City of Bat Yam closes synagogues

This is the first time that a major city has made a sweeping decision to close synagogues for a lengthy time period.

Arutz Sheva Staff ,

Tzvika Brot
Tzvika Brot
Shlomi Yosef

Bat Yam Mayor Tzvika Brot on Wednesday evening ordered the closure of all the synagogues in the city as of Friday morning.

This is the first time ever that a major city has made a sweeping decision to close synagogues for a lengthy time period. The Bat Yam decision will be in effect for one month at this stage.

The meaning of the move is that, as of this coming Shabbat, tens of thousands of worshipers, out of the 160,000 residents of Bat Yam, will be forced to pray in their homes and not as part of an organized minyan (quorum of 10 Jewish adults).

Brot made the decision after a series of assessments with professionals, and after speaking with the Chief Rabbi and the city's rabbis and receiving their backing for the move.

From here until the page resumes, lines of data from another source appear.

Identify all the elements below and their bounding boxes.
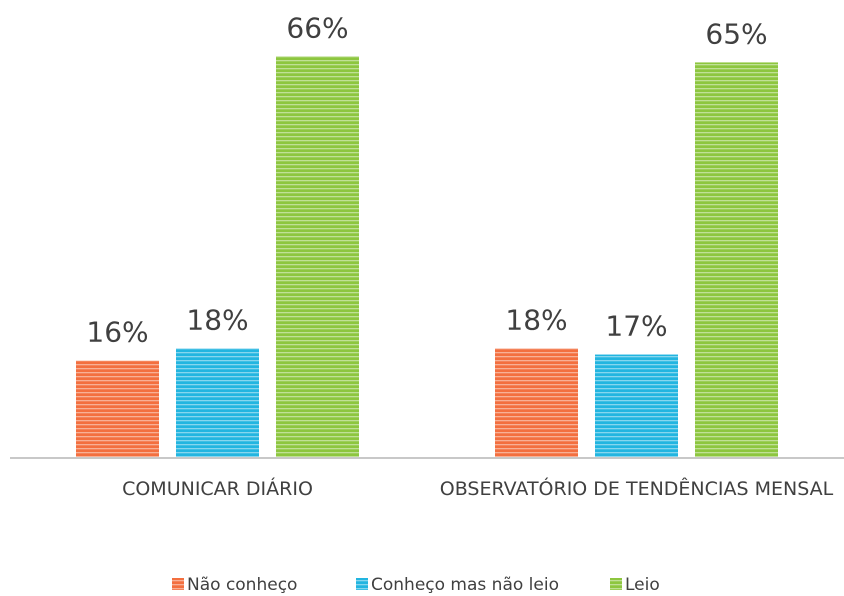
legend-label: Conheço mas não leio — [371, 575, 559, 595]
x-tick-label: OBSERVATÓRIO DE TENDÊNCIAS MENSAL — [439, 478, 834, 500]
data-label: 16% — [86, 316, 148, 349]
data-label: 17% — [605, 310, 667, 343]
bar — [276, 56, 359, 458]
data-label: 66% — [286, 11, 348, 44]
legend-swatch — [610, 578, 622, 590]
bar — [76, 360, 159, 458]
legend-swatch — [172, 578, 184, 590]
data-label: 18% — [505, 303, 567, 336]
data-label: 65% — [705, 17, 767, 50]
legend-swatch — [356, 578, 368, 590]
x-tick-label: COMUNICAR DIÁRIO — [122, 478, 313, 500]
data-label: 18% — [186, 303, 248, 336]
legend-label: Não conheço — [187, 575, 297, 595]
bar — [695, 62, 778, 459]
bar — [595, 354, 678, 458]
bar — [495, 348, 578, 458]
legend-label: Leio — [625, 575, 660, 595]
bar — [176, 348, 259, 458]
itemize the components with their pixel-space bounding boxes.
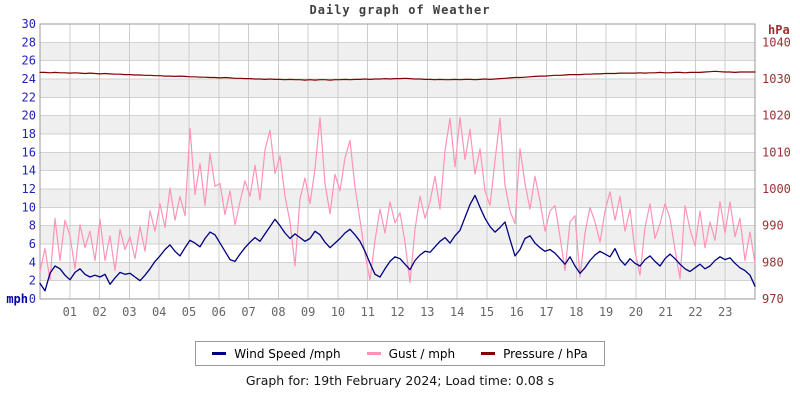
left-axis-tick-label: 28 (22, 35, 36, 49)
graph-info-text: Graph for: 19th February 2024; Load time… (245, 373, 555, 388)
chart-legend: Wind Speed /mph Gust / mph Pressure / hP… (0, 341, 800, 366)
left-axis-tick-label: 4 (29, 255, 36, 269)
right-axis-tick-label: 1020 (762, 109, 791, 123)
weather-chart-plot: 0246810121416182022242628309709809901000… (6, 17, 791, 319)
wind-speed-line-swatch (212, 352, 227, 355)
x-axis-tick-label: 02 (92, 305, 106, 319)
left-axis-tick-label: 20 (22, 109, 36, 123)
legend-label-gust: Gust / mph (388, 346, 456, 361)
pressure-line-swatch (481, 352, 496, 355)
legend-label-wind-speed: Wind Speed /mph (234, 346, 341, 361)
left-axis-tick-label: 26 (22, 54, 36, 68)
x-axis-tick-label: 15 (480, 305, 494, 319)
left-axis-tick-label: 8 (29, 219, 36, 233)
legend-item-pressure: Pressure / hPa (481, 347, 588, 361)
right-axis-tick-label: 970 (762, 292, 784, 306)
x-axis-tick-label: 04 (152, 305, 166, 319)
chart-title: Daily graph of Weather (309, 3, 491, 17)
plot-border (39, 23, 756, 300)
x-axis-tick-label: 09 (301, 305, 315, 319)
x-axis-tick-label: 14 (450, 305, 464, 319)
left-axis-tick-label: 22 (22, 90, 36, 104)
left-axis-tick-label: 30 (22, 17, 36, 31)
x-axis-tick-label: 18 (569, 305, 583, 319)
right-axis-tick-label: 1030 (762, 72, 791, 86)
pressure-line (39, 70, 756, 81)
right-axis-tick-label: 1040 (762, 35, 791, 49)
x-axis-tick-label: 20 (629, 305, 643, 319)
x-axis-tick-label: 11 (360, 305, 374, 319)
legend-item-wind-speed: Wind Speed /mph (212, 346, 341, 361)
x-axis-tick-label: 22 (688, 305, 702, 319)
x-axis-tick-label: 07 (241, 305, 255, 319)
left-axis-tick-label: 12 (22, 182, 36, 196)
legend-box: Wind Speed /mph Gust / mph Pressure / hP… (195, 341, 605, 366)
x-axis-tick-label: 13 (420, 305, 434, 319)
right-axis-tick-label: 1010 (762, 145, 791, 159)
x-axis-tick-label: 21 (658, 305, 672, 319)
legend-item-gust: Gust / mph (366, 346, 456, 361)
mph-axis-unit-label: mph (6, 292, 28, 306)
x-axis-tick-label: 08 (271, 305, 285, 319)
x-axis-tick-label: 12 (390, 305, 404, 319)
x-axis-tick-label: 06 (212, 305, 226, 319)
x-axis-tick-label: 17 (539, 305, 553, 319)
left-axis-tick-label: 14 (22, 164, 36, 178)
legend-label-pressure: Pressure / hPa (503, 346, 588, 361)
hpa-axis-unit-label: hPa (768, 23, 790, 37)
x-axis-tick-label: 03 (122, 305, 136, 319)
x-axis-tick-label: 05 (182, 305, 196, 319)
left-axis-tick-label: 16 (22, 145, 36, 159)
x-axis-tick-label: 01 (63, 305, 77, 319)
x-axis-tick-label: 16 (509, 305, 523, 319)
gust-line (39, 116, 756, 284)
x-axis-tick-label: 19 (599, 305, 613, 319)
x-axis-tick-label: 23 (718, 305, 732, 319)
left-axis-tick-label: 0 (29, 292, 36, 306)
left-axis-tick-label: 2 (29, 274, 36, 288)
right-axis-tick-label: 1000 (762, 182, 791, 196)
gust-line-swatch (366, 352, 381, 355)
left-axis-tick-label: 18 (22, 127, 36, 141)
left-axis-tick-label: 24 (22, 72, 36, 86)
wind-speed-line (39, 194, 756, 292)
right-axis-tick-label: 980 (762, 255, 784, 269)
x-axis-tick-label: 10 (331, 305, 345, 319)
left-axis-tick-label: 6 (29, 237, 36, 251)
left-axis-tick-label: 10 (22, 200, 36, 214)
right-axis-tick-label: 990 (762, 219, 784, 233)
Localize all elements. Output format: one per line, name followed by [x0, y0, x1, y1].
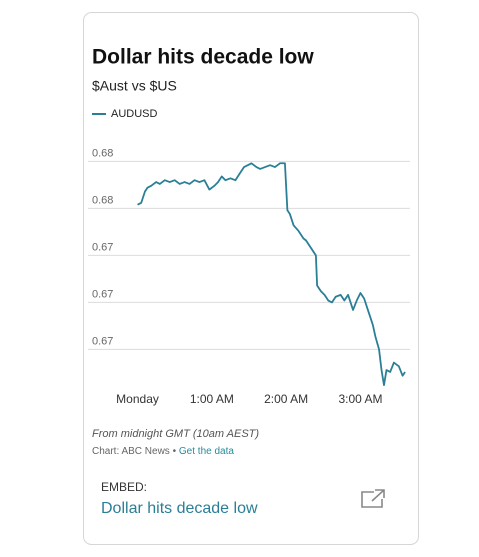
get-data-link[interactable]: Get the data [179, 446, 234, 457]
x-tick-label: 2:00 AM [264, 392, 308, 406]
y-tick-label: 0.67 [92, 288, 113, 300]
icon-arrow [371, 489, 385, 502]
external-icon[interactable] [361, 489, 385, 508]
icon-box [361, 491, 383, 508]
note: From midnight GMT (10am AEST) [92, 428, 259, 440]
x-tick-label: Monday [116, 392, 159, 406]
chart-title: Dollar hits decade low [92, 46, 314, 69]
source-text: Chart: ABC News [92, 446, 170, 457]
data-line [137, 162, 406, 387]
card [83, 12, 419, 545]
source: Chart: ABC News • Get the data [92, 446, 234, 457]
legend-label: AUDUSD [111, 108, 158, 120]
embed-title[interactable]: Dollar hits decade low [101, 500, 258, 517]
chart-subtitle: $Aust vs $US [92, 78, 177, 94]
embed-label: EMBED: [101, 480, 147, 494]
x-tick-label: 1:00 AM [190, 392, 234, 406]
separator: • [173, 446, 177, 457]
y-tick-label: 0.68 [92, 194, 113, 206]
y-tick-label: 0.68 [92, 147, 113, 159]
x-tick-label: 3:00 AM [338, 392, 382, 406]
y-tick-label: 0.67 [92, 335, 113, 347]
y-tick-label: 0.67 [92, 241, 113, 253]
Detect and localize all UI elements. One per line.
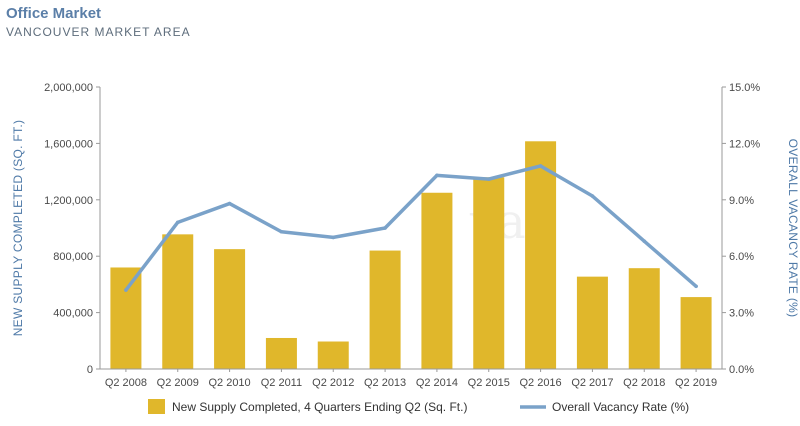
left-tick-label: 1,200,000 (44, 195, 93, 207)
x-tick-label: Q2 2018 (623, 377, 665, 389)
vacancy-point (383, 226, 387, 230)
bar-q2-2010 (214, 249, 246, 369)
left-tick-label: 800,000 (53, 251, 93, 263)
bar-q2-2015 (473, 177, 505, 369)
bar-q2-2009 (162, 234, 194, 369)
legend-line-label: Overall Vacancy Rate (%) (552, 400, 689, 414)
x-tick-label: Q2 2016 (519, 377, 561, 389)
left-tick-label: 2,000,000 (44, 82, 93, 94)
chart-subtitle: VANCOUVER MARKET AREA (6, 25, 191, 39)
vacancy-point (124, 288, 128, 292)
vacancy-point (227, 201, 232, 206)
x-tick-label: Q2 2011 (261, 377, 302, 389)
bar-q2-2017 (576, 276, 608, 369)
x-tick-label: Q2 2013 (364, 377, 406, 389)
x-tick-label: Q2 2009 (157, 377, 199, 389)
right-tick-label: 9.0% (729, 195, 754, 207)
chart-title: Office Market (6, 5, 102, 22)
right-tick-label: 3.0% (729, 308, 754, 320)
legend-bar-swatch (148, 399, 165, 414)
bar-q2-2011 (265, 337, 297, 369)
y-axis-left-title: NEW SUPPLY COMPLETED (SQ. FT.) (11, 120, 25, 337)
bar-q2-2018 (628, 268, 660, 369)
bar-q2-2013 (369, 250, 401, 369)
bar-q2-2012 (317, 341, 349, 369)
right-tick-label: 6.0% (729, 251, 754, 263)
vacancy-point (642, 239, 647, 243)
bar-q2-2014 (421, 192, 453, 369)
right-tick-label: 12.0% (729, 138, 760, 150)
bars-group (110, 141, 712, 369)
axes-group: 0 400,000 800,000 1,200,000 1,600,000 2,000,0… (11, 82, 800, 389)
vacancy-point (694, 284, 698, 289)
x-tick-label: Q2 2015 (468, 377, 510, 389)
vacancy-point (486, 177, 491, 181)
vacancy-point (538, 164, 543, 168)
vacancy-point (331, 235, 336, 240)
bar-q2-2019 (680, 297, 712, 369)
vacancy-line-group (124, 164, 698, 292)
vacancy-point (590, 194, 595, 198)
left-tick-label: 1,600,000 (44, 138, 93, 150)
x-tick-label: Q2 2012 (312, 377, 354, 389)
x-tick-label: Q2 2017 (571, 377, 613, 389)
x-tick-label: Q2 2014 (416, 377, 458, 389)
x-tick-label: Q2 2008 (105, 377, 147, 389)
left-tick-label: 0 (87, 364, 93, 376)
legend-bar-label: New Supply Completed, 4 Quarters Ending … (172, 400, 467, 414)
bar-q2-2008 (110, 267, 142, 369)
left-tick-label: 400,000 (53, 308, 93, 320)
bar-q2-2016 (525, 141, 557, 369)
vacancy-point (175, 220, 180, 225)
vacancy-point (279, 229, 284, 234)
y-axis-right-title: OVERALL VACANCY RATE (%) (786, 139, 800, 318)
vacancy-point (435, 173, 439, 178)
x-tick-label: Q2 2019 (675, 377, 717, 389)
vacancy-rate-line (124, 164, 698, 292)
legend: New Supply Completed, 4 Quarters Ending … (148, 399, 689, 414)
x-tick-label: Q2 2010 (208, 377, 250, 389)
right-tick-label: 0.0% (729, 364, 754, 376)
right-tick-label: 15.0% (729, 82, 760, 94)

There are about 140 synagogues throughout the city, which will close for four weeks starting this Friday. Brot instructed the local police and municipal inspectors to enforce the closure in case any synagogues violate the directives which are intended to preserve public life and health.

At the same time, the municipality will be holding a massive public relations campaign to the worshipers, together with the rabbis and community leaders, asking the public to obey the closure orders. In addition, halakhic rulings of many rabbis stating that praying in synagogues is not permitted at this time and it is mandatory to stay home - including during the Passover period when the synagogues will still be closed - will be distributed to the residents.

Brot said on Wednesday evening, "This is a tough decision, but the equation is clear: If we keep the synagogues open - there is a high likelihood that more older people will die. The closure is designed to keep our residents alive, and reduce the risk of infection among city residents. This is a case of pikuach nefesh (the principle in Jewish law that the preservation of human life overrides virtually any other religious rule) and a life-saving step."